Wenn wir in der Führungsarbeit Konflikten vorbeugen und diese aktiv lösen, dann reduzieren wir auch psychische Belastungen. Spätestens seitdem Unternehmen diese Belastungen regelmäßig erheben und evaluieren müssen, treten persönliche und strukturelle Konfliktsituationen am Arbeitsplatz noch deutlicher zutage. An hoher Arbeitsproduktivität und -zufriedenheit interessierte Führungskräfte wollen aber nicht nur dem Gesetz (ASchG) genüge tun, sondern auch innerbetriebliche Lern- und Lösungsprozesse in Gang setzen.
Die Psyche dankt!
Führungskräfte müssen integre Vorbilder sein, Mitarbeitende wiederum sollten möglichst „mitwirken“ bei den selbst mitgestalteten Vorhaben. Es gilt, Verantwortung zu übernehmen – für sich und alle anderen. Konfliktmanagement und Betriebliches Gesundheitsmanagement zu leben, bedeutet ehrlich und authentisch sein, konstruktiv zu kommunizieren und gut zu informieren. Wichtig ist auch, achtsam miteinander umzugehen und immer wieder aufeinander zuzugehen. Nicht alle müssen gleich Spitzensportlerinnen werden, ihre Ernährung umstellen oder professionelle Mediatoren sein. Gesundes Miteinander ist vielfältig und hat viel mit innerer Haltung zu tun. Das ist zwar nicht einfach, weil es Veränderungsbereitschaft voraussetzt, aber dafür ist es nicht teuer. Zudem profitieren Menschen auf jeder Hierarchiestufe von der neuen Betriebskultur. Die Psyche dankt dafür!
Literaturtipps
- Praxiswissen Führung / Grundlagen – Reflexion – Haltung. Von Peter Berger, Springer Gabler 2018.
- Betriebliches Gesundheitsmanagement und Führung. Von Karin Struhs-Wehr, Springer 2017.
- Div. Beiträge des Arbeitskreis BGM der Fachgruppe UBIT der WKW. In: BGM – Ein Erfolgsfaktor für Unternehmen. Springer Gabler 2018.

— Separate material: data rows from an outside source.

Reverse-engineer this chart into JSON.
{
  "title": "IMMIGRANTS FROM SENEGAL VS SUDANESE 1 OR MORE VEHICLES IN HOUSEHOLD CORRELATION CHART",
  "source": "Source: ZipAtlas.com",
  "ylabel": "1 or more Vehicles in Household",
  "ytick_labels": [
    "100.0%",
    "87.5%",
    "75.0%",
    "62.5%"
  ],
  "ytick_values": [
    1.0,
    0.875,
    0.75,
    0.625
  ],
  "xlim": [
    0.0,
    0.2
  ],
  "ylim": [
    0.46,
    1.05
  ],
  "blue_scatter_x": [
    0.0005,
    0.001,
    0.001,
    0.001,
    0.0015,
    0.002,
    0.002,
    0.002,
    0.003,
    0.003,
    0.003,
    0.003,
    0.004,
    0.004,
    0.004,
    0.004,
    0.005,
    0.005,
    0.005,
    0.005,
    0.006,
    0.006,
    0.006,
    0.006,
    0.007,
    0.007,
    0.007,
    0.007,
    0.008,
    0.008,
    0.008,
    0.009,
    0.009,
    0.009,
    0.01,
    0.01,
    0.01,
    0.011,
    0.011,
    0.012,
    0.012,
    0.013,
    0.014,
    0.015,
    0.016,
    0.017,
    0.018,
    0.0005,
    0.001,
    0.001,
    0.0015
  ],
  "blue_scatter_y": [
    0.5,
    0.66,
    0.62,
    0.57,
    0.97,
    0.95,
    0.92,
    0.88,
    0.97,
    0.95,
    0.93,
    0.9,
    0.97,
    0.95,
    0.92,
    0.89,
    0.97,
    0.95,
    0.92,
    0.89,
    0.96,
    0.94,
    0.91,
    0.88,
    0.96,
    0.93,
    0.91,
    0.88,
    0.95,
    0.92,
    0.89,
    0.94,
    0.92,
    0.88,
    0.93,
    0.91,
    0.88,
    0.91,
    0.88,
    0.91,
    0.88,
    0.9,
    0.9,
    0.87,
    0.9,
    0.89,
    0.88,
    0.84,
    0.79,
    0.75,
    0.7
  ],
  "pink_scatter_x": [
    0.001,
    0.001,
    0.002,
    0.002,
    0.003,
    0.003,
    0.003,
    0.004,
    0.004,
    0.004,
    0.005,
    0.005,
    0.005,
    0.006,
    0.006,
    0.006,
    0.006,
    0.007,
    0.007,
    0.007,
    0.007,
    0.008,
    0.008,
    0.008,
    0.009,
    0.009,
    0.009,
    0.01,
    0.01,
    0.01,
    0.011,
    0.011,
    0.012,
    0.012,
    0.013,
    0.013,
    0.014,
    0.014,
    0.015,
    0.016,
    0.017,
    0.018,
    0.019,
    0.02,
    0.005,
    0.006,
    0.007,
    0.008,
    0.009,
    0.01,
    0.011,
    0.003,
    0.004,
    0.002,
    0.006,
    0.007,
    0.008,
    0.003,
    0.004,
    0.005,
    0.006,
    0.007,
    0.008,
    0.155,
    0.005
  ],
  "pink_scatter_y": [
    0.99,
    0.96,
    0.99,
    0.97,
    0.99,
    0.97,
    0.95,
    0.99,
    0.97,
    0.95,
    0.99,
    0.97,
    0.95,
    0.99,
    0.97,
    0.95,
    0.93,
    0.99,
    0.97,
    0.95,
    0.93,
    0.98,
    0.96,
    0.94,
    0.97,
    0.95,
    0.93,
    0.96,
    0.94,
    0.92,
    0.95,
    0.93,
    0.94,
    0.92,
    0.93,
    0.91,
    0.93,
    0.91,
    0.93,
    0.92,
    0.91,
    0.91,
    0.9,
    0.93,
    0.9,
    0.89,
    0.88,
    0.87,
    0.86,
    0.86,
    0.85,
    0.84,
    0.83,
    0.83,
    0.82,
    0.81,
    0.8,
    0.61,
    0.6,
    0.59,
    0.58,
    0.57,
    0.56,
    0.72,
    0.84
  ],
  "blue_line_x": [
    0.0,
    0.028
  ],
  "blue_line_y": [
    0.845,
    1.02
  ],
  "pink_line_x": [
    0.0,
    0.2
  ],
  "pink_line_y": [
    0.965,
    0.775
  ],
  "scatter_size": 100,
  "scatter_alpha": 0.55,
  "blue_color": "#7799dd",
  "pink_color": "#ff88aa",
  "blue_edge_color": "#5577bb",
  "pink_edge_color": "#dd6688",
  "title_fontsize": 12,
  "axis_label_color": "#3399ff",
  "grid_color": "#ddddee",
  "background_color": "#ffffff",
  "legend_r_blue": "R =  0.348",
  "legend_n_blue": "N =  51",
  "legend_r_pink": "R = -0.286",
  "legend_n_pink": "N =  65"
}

- Resiliente Unternehmenskultur durch Betriebliches Gesundheitsmanagement. Von Ruppi-Lang. In: Herget/Strobl (Hrsg): Unternehmenskultur in der Praxis. Springer Gabler 2018.

Gerda Ruppi-Lang
Als Wirtschaftsmediatorin begleitet Gerda Ruppi-Lang B2B-Streitigkeiten und innerbetriebliche Konflikte. Sie ist Obfrau des Dachverbands Österreichisches Netzwerk Mediation und leitet einen Ausbildungslehrgang für Mediatorinnen und Mediatoren. Als Unternehmensberaterin begleitet sie den Aufbau guter Konfliktkultur und Betriebliches Gesundheitsmanagement (BGM).